The U.S. production made primarily by South Vietnamese immigrants opens today in two Orange County theaters, a sure-fire attraction in the heart of the Vietnamese American community but richly deserving of wider exposure. Tran, who co-produced and wrote the film with Lam Nguyen, made it not just to mirror the experiences of his fellow emigres but also to convey to the widest audience possible the ordeal most of his people experienced in having to flee their homeland and build new lives in a radically different culture. It is a remarkably ambitious debut feature for Tran, a UCLA film school graduate.
An example of sophisticated, impassioned filmmaking involving mainly people who lived through the harrowing experiences so unsparingly depicted, "Journey From the Fall" powerfully illustrates the refugee/immigrant experience. It is not the first film to deal with the plight of South Vietnamese at the end of the Vietnam War; its predecessors include dynamic Hong Kong filmmaker Ann Hui's "Boat People," released in 1983, and Oliver Stone's overwrought "Heaven and Earth," which opened in 1993. "Journey," however, is one of the most comprehensive and accessible.
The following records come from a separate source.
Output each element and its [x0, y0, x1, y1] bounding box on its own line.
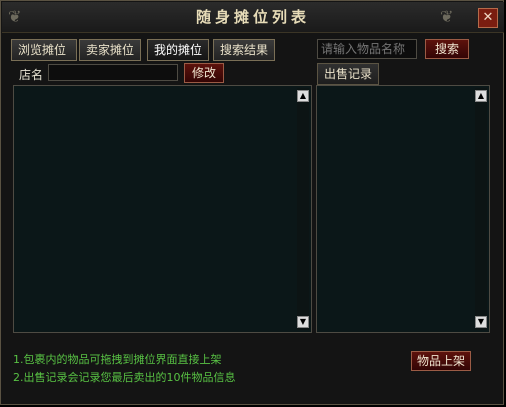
stall-scrollbar[interactable]	[297, 88, 309, 330]
edit-shop-name-button[interactable]: 修改	[184, 63, 224, 83]
title-bar[interactable]: ❦ 随身摊位列表 ❦ ✕	[2, 2, 504, 33]
sales-scrollbar[interactable]	[475, 88, 487, 330]
tab-browse-stalls[interactable]: 浏览摊位	[11, 39, 77, 61]
search-button[interactable]: 搜索	[425, 39, 469, 59]
shop-name-input[interactable]	[48, 64, 178, 81]
tab-my-stall[interactable]: 我的摊位	[147, 39, 209, 61]
sales-record-header: 出售记录	[317, 63, 380, 85]
ornament-right-icon: ❦	[440, 7, 454, 26]
tip-line-2: 2.出售记录会记录您最后卖出的10件物品信息	[13, 371, 236, 384]
search-input[interactable]	[317, 39, 417, 59]
shop-name-label: 店名	[19, 68, 44, 82]
tab-search-results[interactable]: 搜索结果	[213, 39, 275, 61]
close-button[interactable]: ✕	[478, 8, 498, 28]
scroll-up-icon[interactable]: ▲	[297, 90, 309, 102]
stall-items-panel[interactable]: ▲ ▼	[13, 85, 312, 333]
scroll-up-icon[interactable]: ▲	[475, 90, 487, 102]
scroll-down-icon[interactable]: ▼	[297, 316, 309, 328]
sales-record-panel[interactable]: ▲ ▼	[316, 85, 490, 333]
stall-list-window: ❦ 随身摊位列表 ❦ ✕ 浏览摊位 卖家摊位 我的摊位 搜索结果 搜索 店名 修…	[0, 0, 504, 405]
list-item-button[interactable]: 物品上架	[411, 351, 471, 371]
tip-line-1: 1.包裹内的物品可拖拽到摊位界面直接上架	[13, 353, 222, 366]
scroll-down-icon[interactable]: ▼	[475, 316, 487, 328]
window-title: 随身摊位列表	[195, 8, 310, 26]
tab-seller-stalls[interactable]: 卖家摊位	[79, 39, 141, 61]
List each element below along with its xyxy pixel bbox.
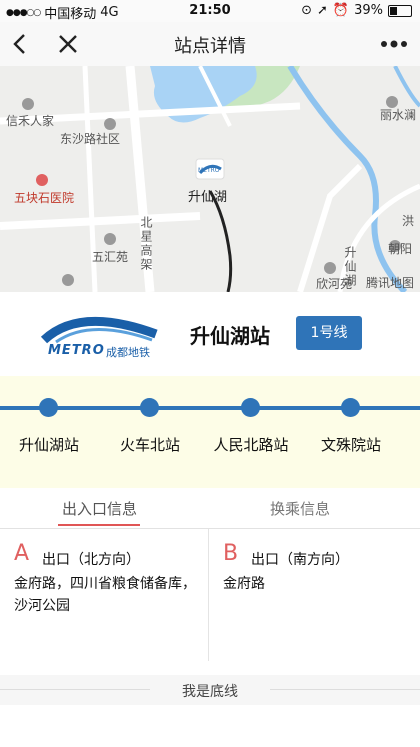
map-label-chaoyang: 朝阳 xyxy=(388,242,413,256)
line-strip: 升仙湖站 火车北站 人民北路站 文殊院站 xyxy=(0,376,420,488)
end-of-list: 我是底线 xyxy=(0,675,420,705)
info-tabs: 出入口信息 换乘信息 xyxy=(0,488,420,529)
map-label-xinyuan: 欣河苑 xyxy=(316,277,353,291)
battery-percent: 39% xyxy=(354,3,383,18)
stop-label[interactable]: 人民北路站 xyxy=(213,434,288,455)
stop-dot[interactable] xyxy=(39,398,58,417)
map-station-marker[interactable]: METRO xyxy=(198,167,220,174)
station-header: METRO 成都地铁 升仙湖站 1号线 xyxy=(0,292,420,376)
tab-active-indicator xyxy=(58,524,140,526)
end-of-list-text: 我是底线 xyxy=(182,684,238,700)
status-bar: ●●●○○ 中国移动 4G 21:50 ⊙ ➚ ⏰ 39% xyxy=(0,0,420,22)
stop-dot[interactable] xyxy=(341,398,360,417)
stop-label[interactable]: 火车北站 xyxy=(120,434,180,455)
exit-card-b: B 出口（南方向） 金府路 xyxy=(209,529,420,661)
exit-letter: A xyxy=(14,541,30,566)
map-label-lishui: 丽水澜 xyxy=(380,108,417,122)
exit-title: 出口（北方向） xyxy=(42,552,140,568)
stop-dot[interactable] xyxy=(241,398,260,417)
map-label-shengxianhu: 升仙湖 xyxy=(188,190,228,205)
location-arrow-icon: ➚ xyxy=(317,3,328,18)
stop-label[interactable]: 升仙湖站 xyxy=(19,434,79,455)
stop-label[interactable]: 文殊院站 xyxy=(321,434,381,455)
tab-exits[interactable]: 出入口信息 xyxy=(62,498,137,519)
map-label-wuhuiyuan: 五汇苑 xyxy=(92,250,129,264)
exit-letter: B xyxy=(223,541,239,566)
lock-rotation-icon: ⊙ xyxy=(301,3,312,18)
metro-logo: METRO 成都地铁 xyxy=(40,304,160,364)
map-label-beixing: 北星高架 xyxy=(139,216,153,272)
map-label-dongsha: 东沙路社区 xyxy=(60,132,121,146)
map-label-hong: 洪 xyxy=(402,214,415,228)
page-title: 站点详情 xyxy=(174,36,246,57)
metro-logo-text: METRO xyxy=(48,343,105,358)
exit-description: 金府路 xyxy=(223,576,265,592)
more-button[interactable] xyxy=(378,28,410,60)
station-name: 升仙湖站 xyxy=(190,324,270,348)
battery-icon xyxy=(388,4,412,17)
alarm-icon: ⏰ xyxy=(332,3,350,18)
tab-transfer[interactable]: 换乘信息 xyxy=(270,498,330,519)
map-label-xinhe: 信禾人家 xyxy=(6,114,55,128)
map-view[interactable]: 信禾人家 东沙路社区 五块石医院 升仙湖 五汇苑 北星高架 丽水澜 洪 朝阳 升… xyxy=(0,66,420,292)
exit-card-a: A 出口（北方向） 金府路，四川省粮食储备库，沙河公园 xyxy=(0,529,209,661)
nav-bar: 站点详情 xyxy=(0,22,420,67)
metro-logo-cn: 成都地铁 xyxy=(106,346,150,359)
line-badge[interactable]: 1号线 xyxy=(296,316,362,350)
metro-wave-icon xyxy=(40,316,158,344)
exits-panel: A 出口（北方向） 金府路，四川省粮食储备库，沙河公园 B 出口（南方向） 金府… xyxy=(0,529,420,661)
map-attribution: 腾讯地图 xyxy=(366,276,415,290)
exit-title: 出口（南方向） xyxy=(251,552,349,568)
map-label-wukuaishi: 五块石医院 xyxy=(14,191,75,205)
stop-dot[interactable] xyxy=(140,398,159,417)
exit-description: 金府路，四川省粮食储备库，沙河公园 xyxy=(14,576,196,614)
more-dots-icon xyxy=(381,40,407,48)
After the fall of Saigon, Long Nguyen (played by an actor of the same name) stubbornly, even nobly but certainly foolishly, refuses to leave Vietnam, out of his loyalty to the fallen South Vietnamese government and a desire to continue in some undefined way "to fight for his country." He orders his wife, Mai (Diem Lien), his mother (Kieu Chinh) and small son, Lai (Nguyen Thai Nguyen), to flee by boat. For much of the film, Tran cuts between the hellish experience Long endures at a brutal communist reeducation camp and the horrific ordeal his family experiences as boat people. "Journey From the Fall," with Thailand standing in for Vietnam, is an often shimmeringly beautiful film that constantly juxtaposes tenderness and kindness with depictions of savagery and brutality, enriched greatly both by Guillermo Rosas' plangent camerawork and by Christopher Wong's evocative score.